Initial assessments of family needs are often just the beginning or the tip of the iceberg. Generally more details emerged over time and crucially as trust grew between the family and the volunteer. And often the real needs are much greater than originally anticipated and more complex. For example, families often needed practical legal advice around things like benefit entitlement, disability, domestic abuse, childcare, housing, as well as the emotional support originally on offer. And volunteers’ roles were sometimes too prescribed to respond to families’ emerging real priorities or the ones they put first. They were not supposed to step beyond their job description or allotted roles and that also had pros and cons.

Ali:
Sure, I can imagine. Thanks Louca-Mai. Berni, could you add to that please?

Berni:
The other angle was how the relationship ends. And that merge has been just as important as the initial stages. There seemed to be a tendency to frontload. So in other words, to put more focus on recruiting and matching volunteers and getting the relationship off the ground. They were really, really important, but there's a clear message that endings needed to be managed very carefully, just to ensure that no sudden cliff edge, or the volunteer support suddenly stops without any warning or preparation.

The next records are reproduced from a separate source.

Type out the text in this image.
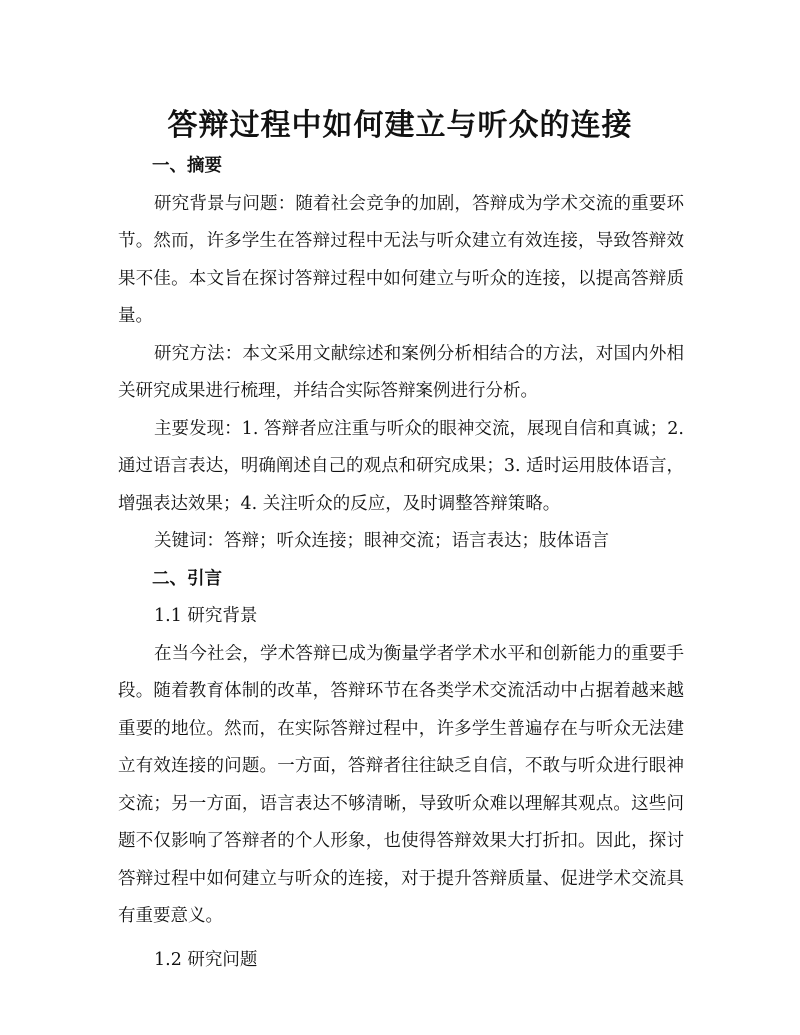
答辩过程中如何建立与听众的连接

一、摘要

研究背景与问题：随着社会竞争的加剧，答辩成为学术交流的重要环节。然而，许多学生在答辩过程中无法与听众建立有效连接，导致答辩效果不佳。本文旨在探讨答辩过程中如何建立与听众的连接，以提高答辩质量。

研究方法：本文采用文献综述和案例分析相结合的方法，对国内外相关研究成果进行梳理，并结合实际答辩案例进行分析。

主要发现：1. 答辩者应注重与听众的眼神交流，展现自信和真诚；2. 通过语言表达，明确阐述自己的观点和研究成果；3. 适时运用肢体语言，增强表达效果；4. 关注听众的反应，及时调整答辩策略。

关键词：答辩；听众连接；眼神交流；语言表达；肢体语言

二、引言

1.1 研究背景

在当今社会，学术答辩已成为衡量学者学术水平和创新能力的重要手段。随着教育体制的改革，答辩环节在各类学术交流活动中占据着越来越重要的地位。然而，在实际答辩过程中，许多学生普遍存在与听众无法建立有效连接的问题。一方面，答辩者往往缺乏自信，不敢与听众进行眼神交流；另一方面，语言表达不够清晰，导致听众难以理解其观点。这些问题不仅影响了答辩者的个人形象，也使得答辩效果大打折扣。因此，探讨答辩过程中如何建立与听众的连接，对于提升答辩质量、促进学术交流具有重要意义。

1.2 研究问题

And then related to that, another angle, the short-term nature of volunteer input or indeed whole projects. So family’s needs as Louca-Mai said earlier, they're not predictable and they would often persist beyond the end of the volunteers or their projects a lot of the time.

Ali:
Georgia, could you add to it maybe from an NSPCC perspective how we will be using this going forward?

Georgia:
So in terms of how we will use this going forward, as I mentioned earlier, it forms part of a flow of insights and research evidence into our service development process. And that also adds to what we already know as an organisation through our existing work with volunteers involved in delivering services to families. For instance, Blackpool Better Start or our Together for Childhood place-based partnership approach. And I think that this review will particularly help us to think about future opportunities for involving volunteers and also to consider the breadth of issues involved which Louca-Mai and Berni have already discussed. And so, this learning has the potential really to ultimately benefit children and families who work with us, the volunteers themselves and also the organisations who deliver our services.

Ali:
Berni, Louca-Mai, Georgia, thank you so much for talking to us about this report. It's fascinating and I hope all our listeners read it. Thank you very much.